Read with the rules, it is clear that such power to cancel a licence granted “at any time” and “on any ground” is subject to the “provisions” of the Act that clearly pertain to three requirements: Running a facility only with a registration certificate; maintaining the required infrastructure and human resources as per standards indicated and laid down; and displaying rates being charged and reporting requirements. As per these considerations, none of the three reasons cited for cancellation seems to be valid. In fact, the requirement to provide free treatment to the poor is based on an administrative guidance pursuant to a judgment of the high court in 2007. Even here, fines can be imposed and the land granting authority, DDA, can cancel the grant of land in case of any violations.

But the provocation to cancel the licence was not the non-adherence to the guidelines but the people’s anger over medical errors and “overcharging” of patients. Unlike the West Bengal Clinical Establishments Act of 2017 that empowers a government appointed commission to cancel any licence or registration granted to a hospital on grounds of medical malpractice, the Delhi Nursing Homes Registration Act of 1953 is silent. Accordingly, the only bodies that are authorised to take action are the Medical and Nursing Councils of India that can delicense doctors and nurses or impose penalties on hospitals if found guilty of non-ethical behaviour, negligence or malpractice. The fact that India is estimated to account for over 5 lakh patients dying due to medical malpractice and not even a single doctor has so far been delicensed or hospitals punished (including Max, that seems to be a repeat offender) speaks volumes on the functioning of these discredited regulatory bodies.

Instances of malpractice or medical errors take place in every country and in every hospital, public or private.

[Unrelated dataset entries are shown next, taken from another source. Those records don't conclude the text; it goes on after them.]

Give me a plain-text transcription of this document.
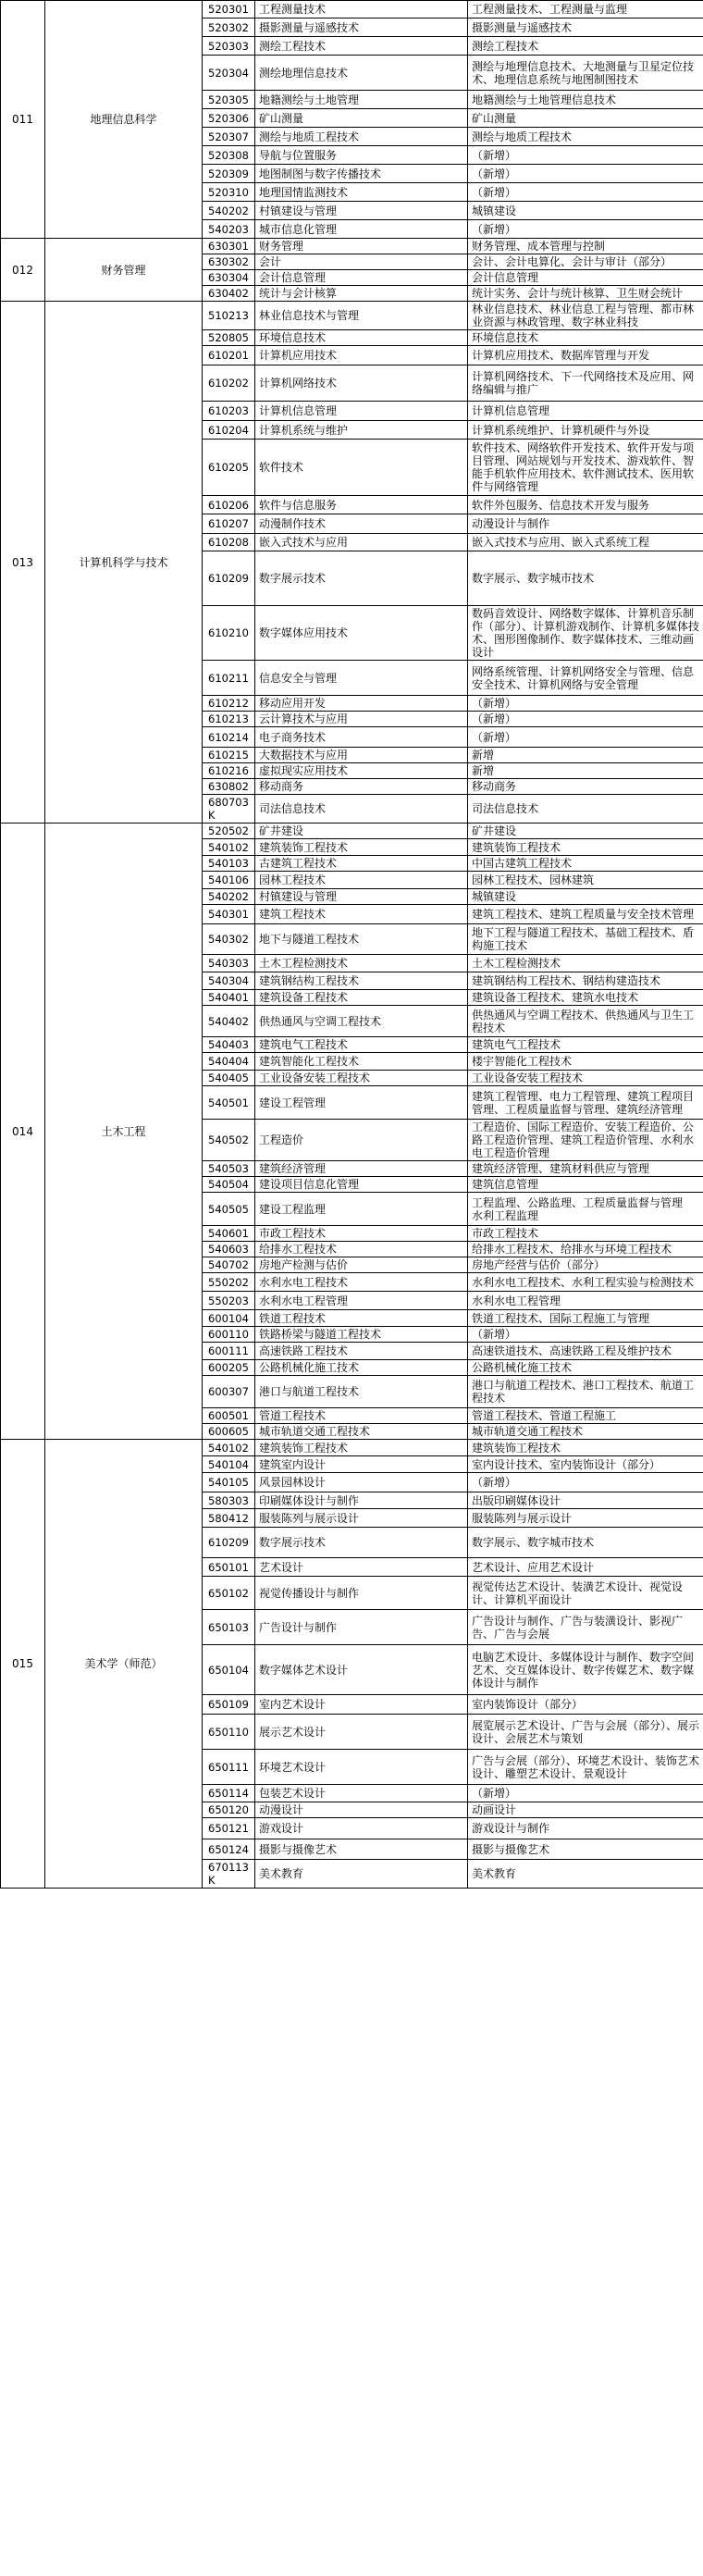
011	地理信息科学	520301	工程测量技术	工程测量技术、工程测量与监理
		520302	摄影测量与遥感技术	摄影测量与遥感技术
		520303	测绘工程技术	测绘工程技术
		520304	测绘地理信息技术	测绘与地理信息技术、大地测量与卫星定位技术、地理信息系统与地图制图技术
		520305	地籍测绘与土地管理	地籍测绘与土地管理信息技术
		520306	矿山测量	矿山测量
		520307	测绘与地质工程技术	测绘与地质工程技术
		520308	导航与位置服务	（新增）
		520309	地图制图与数字传播技术	（新增）
		520310	地理国情监测技术	（新增）
		540202	村镇建设与管理	城镇建设
		540203	城市信息化管理	（新增）
012	财务管理	630301	财务管理	财务管理、成本管理与控制
		630302	会计	会计、会计电算化、会计与审计（部分）
		630304	会计信息管理	会计信息管理
		630402	统计与会计核算	统计实务、会计与统计核算、卫生财会统计
013	计算机科学与技术	510213	林业信息技术与管理	林业信息技术、林业信息工程与管理、都市林业资源与林政管理、数字林业科技
		520805	环境信息技术	环境信息技术
		610201	计算机应用技术	计算机应用技术、数据库管理与开发
		610202	计算机网络技术	计算机网络技术、下一代网络技术及应用、网络编辑与推广
		610203	计算机信息管理	计算机信息管理
		610204	计算机系统与维护	计算机系统维护、计算机硬件与外设
		610205	软件技术	软件技术、网络软件开发技术、软件开发与项目管理、网站规划与开发技术、游戏软件、智能手机软件应用技术、软件测试技术、医用软件与网络管理
		610206	软件与信息服务	软件外包服务、信息技术开发与服务
		610207	动漫制作技术	动漫设计与制作
		610208	嵌入式技术与应用	嵌入式技术与应用、嵌入式系统工程
		610209	数字展示技术	数字展示、数字城市技术
		610210	数字媒体应用技术	数码音效设计、网络数字媒体、计算机音乐制作（部分）、计算机游戏制作、计算机多媒体技术、图形图像制作、数字媒体技术、三维动画设计
		610211	信息安全与管理	网络系统管理、计算机网络安全与管理、信息安全技术、计算机网络与安全管理
		610212	移动应用开发	（新增）
		610213	云计算技术与应用	（新增）
		610214	电子商务技术	（新增）
		610215	大数据技术与应用	新增
		610216	虚拟现实应用技术	新增
		630802	移动商务	移动商务
		680703K	司法信息技术	司法信息技术
014	土木工程	520502	矿井建设	矿井建设
		540102	建筑装饰工程技术	建筑装饰工程技术
		540103	古建筑工程技术	中国古建筑工程技术
		540106	园林工程技术	园林工程技术、园林建筑
		540202	村镇建设与管理	城镇建设
		540301	建筑工程技术	建筑工程技术、建筑工程质量与安全技术管理
		540302	地下与隧道工程技术	地下工程与隧道工程技术、基础工程技术、盾构施工技术
		540303	土木工程检测技术	土木工程检测技术
		540304	建筑钢结构工程技术	建筑钢结构工程技术、钢结构建造技术
		540401	建筑设备工程技术	建筑设备工程技术、建筑水电技术
		540402	供热通风与空调工程技术	供热通风与空调工程技术、供热通风与卫生工程技术
		540403	建筑电气工程技术	建筑电气工程技术
		540404	建筑智能化工程技术	楼宇智能化工程技术
		540405	工业设备安装工程技术	工业设备安装工程技术
		540501	建设工程管理	建筑工程管理、电力工程管理、建筑工程项目管理、工程质量监督与管理、建筑经济管理
		540502	工程造价	工程造价、国际工程造价、安装工程造价、公路工程造价管理、建筑工程造价管理、水利水电工程造价管理
		540503	建筑经济管理	建筑经济管理、建筑材料供应与管理
		540504	建设项目信息化管理	建筑信息管理
		540505	建设工程监理	工程监理、公路监理、工程质量监督与管理　水利工程监理
		540601	市政工程技术	市政工程技术
		540603	给排水工程技术	给排水工程技术、给排水与环境工程技术
		540702	房地产检测与估价	房地产经营与估价（部分）
		550202	水利水电工程技术	水利水电工程技术、水利工程实验与检测技术
		550203	水利水电工程管理	水利水电工程管理
		600104	铁道工程技术	铁道工程技术、国际工程施工与管理
		600110	铁路桥梁与隧道工程技术	（新增）
		600111	高速铁路工程技术	高速铁道技术、高速铁路工程及维护技术
		600205	公路机械化施工技术	公路机械化施工技术
		600307	港口与航道工程技术	港口与航道工程技术、港口工程技术、航道工程技术
		600501	管道工程技术	管道工程技术、管道工程施工
		600605	城市轨道交通工程技术	城市轨道交通工程技术
015	美术学（师范）	540102	建筑装饰工程技术	建筑装饰工程技术
		540104	建筑室内设计	室内设计技术、室内装饰设计（部分）
		540105	风景园林设计	（新增）
		580303	印刷媒体设计与制作	出版印刷媒体设计
		580412	服装陈列与展示设计	服装陈列与展示设计
		610209	数字展示技术	数字展示、数字城市技术
		650101	艺术设计	艺术设计、应用艺术设计
		650102	视觉传播设计与制作	视觉传达艺术设计、装潢艺术设计、视觉设计、计算机平面设计
		650103	广告设计与制作	广告设计与制作、广告与装潢设计、影视广告、广告与会展
		650104	数字媒体艺术设计	电脑艺术设计、多媒体设计与制作、数字空间艺术、交互媒体设计、数字传媒艺术、数字媒体设计与制作
		650109	室内艺术设计	室内装饰设计（部分）
		650110	展示艺术设计	展览展示艺术设计、广告与会展（部分）、展示设计、会展艺术与策划
		650111	环境艺术设计	广告与会展（部分）、环境艺术设计、装饰艺术设计、雕塑艺术设计、景观设计
		650114	包装艺术设计	（新增）
		650120	动漫设计	动画设计
		650121	游戏设计	游戏设计与制作
		650124	摄影与摄像艺术	摄影与摄像艺术
		670113K	美术教育	美术教育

Reasons range from sheer negligence and callousness to imperfect knowledge and wrong judgement as neither are doctors gods nor is medical science perfect. In every country, except India, governments intervene and institute strong laws to ensure patient safety.

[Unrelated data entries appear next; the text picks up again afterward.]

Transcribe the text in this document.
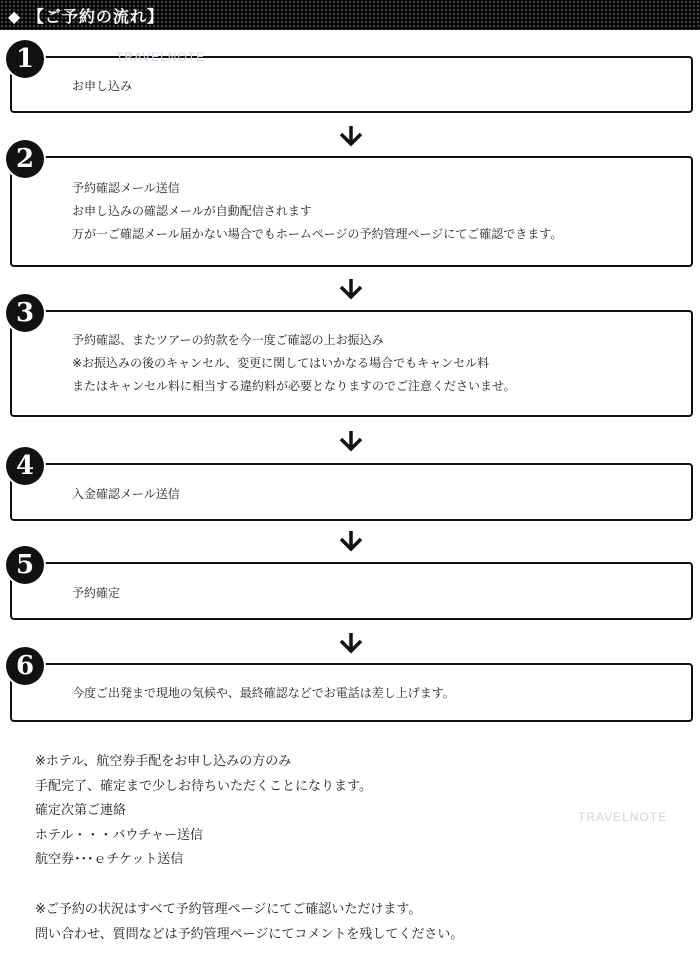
◆ 【ご予約の流れ】
1
お申し込み
TRAVELNOTE
2
予約確認メール送信
お申し込みの確認メールが自動配信されます
万が一ご確認メール届かない場合でもホームページの予約管理ページにてご確認できます。
3
予約確認、またツアーの約款を今一度ご確認の上お振込み
※お振込みの後のキャンセル、変更に関してはいかなる場合でもキャンセル料
またはキャンセル料に相当する違約料が必要となりますのでご注意くださいませ。
4
入金確認メール送信
5
予約確定
6
今度ご出発まで現地の気候や、最終確認などでお電話は差し上げます。
※ホテル、航空券手配をお申し込みの方のみ
手配完了、確定まで少しお待ちいただくことになります。
確定次第ご連絡
ホテル・・・バウチャー送信
航空券･･･ｅチケット送信
TRAVELNOTE
※ご予約の状況はすべて予約管理ページにてご確認いただけます。
問い合わせ、質問などは予約管理ページにてコメントを残してください。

India’s record is abysmal and such “negligence” of our lawmakers appears deliberate. On the excuse that any regulation will only unleash “inspector raj”, political parties have caved into creating an environment where health is seen as an investment destination and a grand business opportunity best left to the private sector. Nothing can be more self serving.

People are angry. Often, crisis gives rise to opportunity. The IMA — the trade union of doctors, responsible for prevailing upon the political leadership to go slow on regulations to the extent of not even agreeing to institute grievance redressal mechanisms for patients — is finally, and largely due to the media, on the back foot.

While the Central government needs to relook at the Clinical Establishments Act of 2010, (that though adopted by 14 states stands unimplemented) state governments must seize the moment and bring in regulations along the lines of, or bettering upon, what West Bengal and Karnataka have recently done. Karnataka legislated the constitution of empowered grievance redressal mechanisms at district levels; mandated hospitals to display prices for procedures; and ensure observance of a patient’s charter. Such patient-centric laws are urgently required.

There is an equal urgency to building the institutional capacity to enforce them. Setting of protocols, computerisation of every patient interaction and supervision on real time basis and an uncompromising approach to non-adherence of conditions need to go along with legal frameworks. Such an environment protects both doctors — of whom a majority want to do good — and patients, from the greed of hospital investors and managers. The question is: Do our governments care and do they have the appetite for the long haul? Suspending hospital licences is not a sustainable solution to a complex problem.

The writer is former Union Health Secretary, Government of India.